Anna has the rare ability to combine passion with scholarship and visual intelligence. A good curator presents an attractive exhibition that may bring some new insights to the understanding of the art before us. A great curator makes us see the art before us in a new way and compels us to this new understanding visually and intuitively, rather than verbally or purely intellectually. In this sense Anna Gray is a great curator, one who reveals new ways of seeing art and seeing new connections that had previously been overlooked.
Anna Gray is not a curator who spends all of her time chasing the great and established names in art, although, as is appropriate, the major exhibitions that she has curated for the National Gallery include shows devoted to Roberts, Constable, Lambert, McCubbin and Sydney Long.
Some of her other most memorable shows have included a wonderful exhibition she curated of the artists books of Petr Herel (1989) at the National Library, Face: Australian portraits 1880-1960 (2011), The Edwardians (2004) and Out of the West (2011), all at the National Gallery, the last championing Western Australian artists who are little known outside their home state.
She is also rare as a curator in her ability to combine quality with quantity. In her 15 years at the National Gallery, she curated no fewer than 10 major "blockbuster" exhibitions, published half a dozen books, scores of articles, spoke at more than a dozen conferences and acquired hundreds of artworks for the national collection.
Although she was Head of Australian Art, she kept a high scholarly profile abroad and is an internationally recognised authority on the Edwardians, as well as on Constable and Turner. She also spearheaded and published the first volume of the remarkable Donald Friend diaries at the National Library.

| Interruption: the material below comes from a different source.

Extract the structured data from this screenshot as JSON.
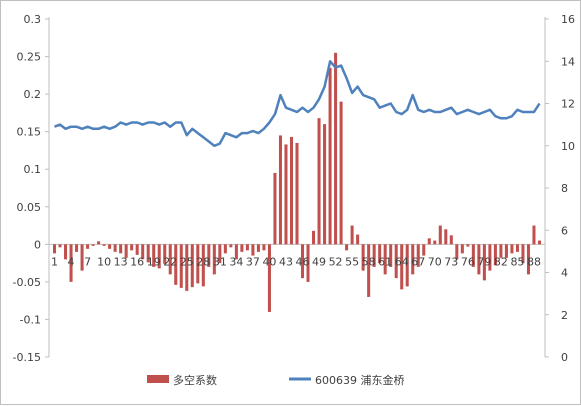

Throughout her career, Anna Gray chose her battles well, to use one of her favourite sayings, but she also chose well the moment of her departure. Tom Roberts has been a stunning success, Australian art at the gallery is in good shape and with its constant "rehangs", it is a continuing work in progress.
I am happy to report that rumours of her departure may also have been greatly exaggerated and after a few months' rest in Europe, she will be back in Canberra as a guest-curator at the National Gallery working on her new exhibition for 2018, Arthur Streeton and the Great War.
Dr Anna Gray is a giant among curators and indeed leaves very big shoes to fill for the National Gallery of Australia.